I handed it to Sophie, who glanced at it, then gave it back.
She seemed unmoved, but I was overcome. Through tears, I snapped image after image.
Back in the car, Sophie said, The note said nothing, so why did we even go?
I, too, was disappointed at how little was there, but I remembered reading of birth mothers, about to leave their girls, who had written pages, only to tear them up in shame and scribble a birth date instead. One birth mother had even sewn her baby an outfit of patterned cloth from which she cut a patch a precious bit of proof to be preserved, perhaps, until the day they were reunited.
I knew one thing for sure: Even in its brevity, the note was evidence that my daughter was left to be found. She was not left to die.
Sophie is now 18. This child who once clung to my chest like a barnacle now lounges across the couch, a rope of hair swung over her shoulder, ice packs tied to each knee after track practice.
Mommy, massage my feet?
These days, its the only physical contact she invites. Ill take what I can get. I knead her soft soles, notice her toenails, pearly and perfect. I ask what she thinks about our quest for the note, hoping shell acknowledge that words from her birth parents, few as they were, mattered.
I didnt care about the note, she says. You did. You made it about you and its my story, not yours.

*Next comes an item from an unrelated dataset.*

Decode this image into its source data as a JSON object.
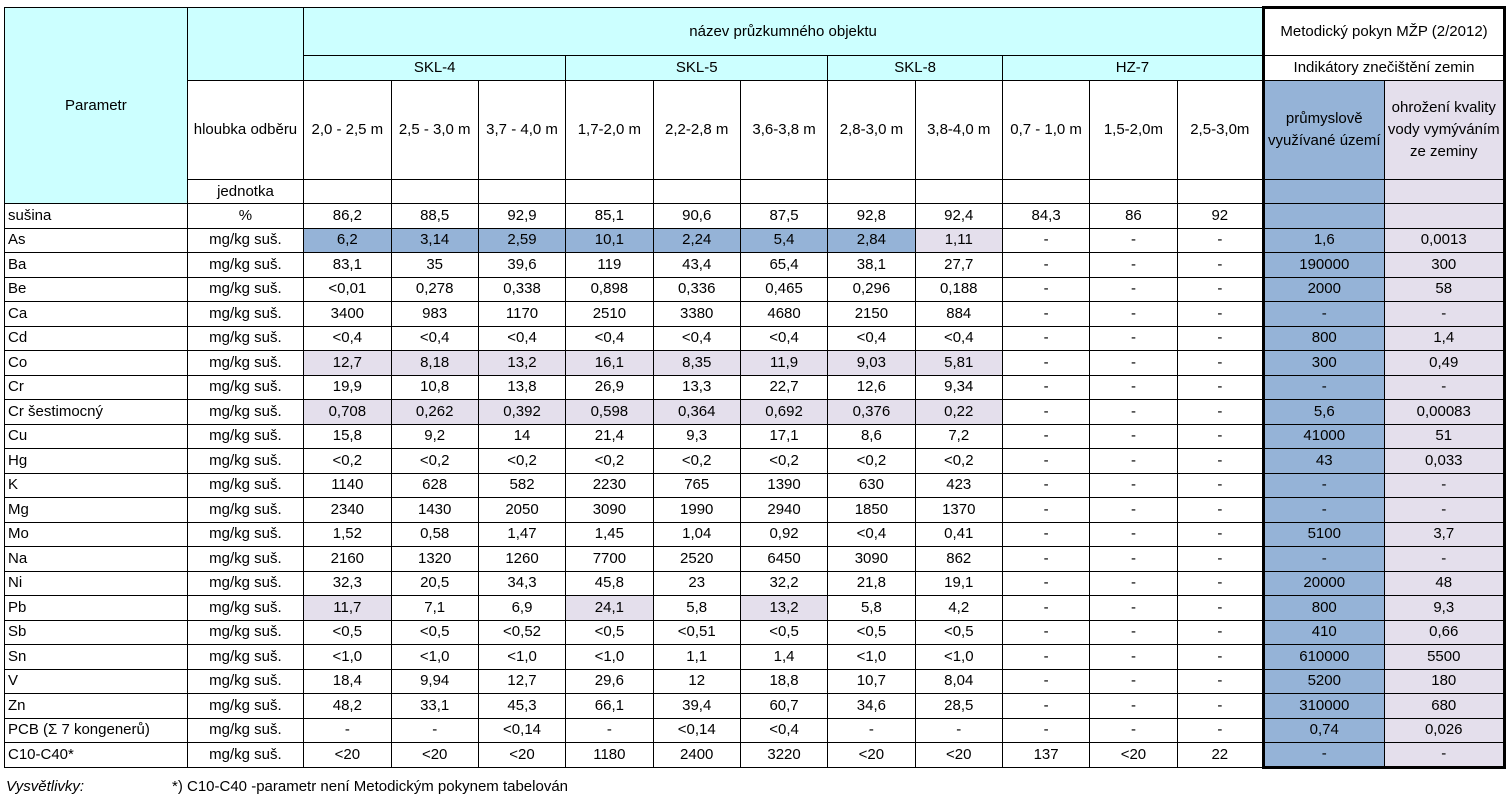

Had I not turned the note into my great white whale, perhaps I would have noticed that, at 11, Sophie was busy growing up as a beloved daughter in America. And while I had believed the note might help reconnect her severed roots, her annoyance made me wonder whether any human being can tell another what they need to feel tethered.
As for whose story it is its Sophies, of course, but its mine too. Beyond my own desire to know what the note might reveal, I saw it as my only link to the people whose loss had led to my gaining the privilege of nurturing a child and watching her life unfold. Who were they? What had they suffered in abandoning their daughter?
After all, its their story, too, but one that is hidden from us, existing only as a scrawled fragment, a few marks on an otherwise blank shred of paper.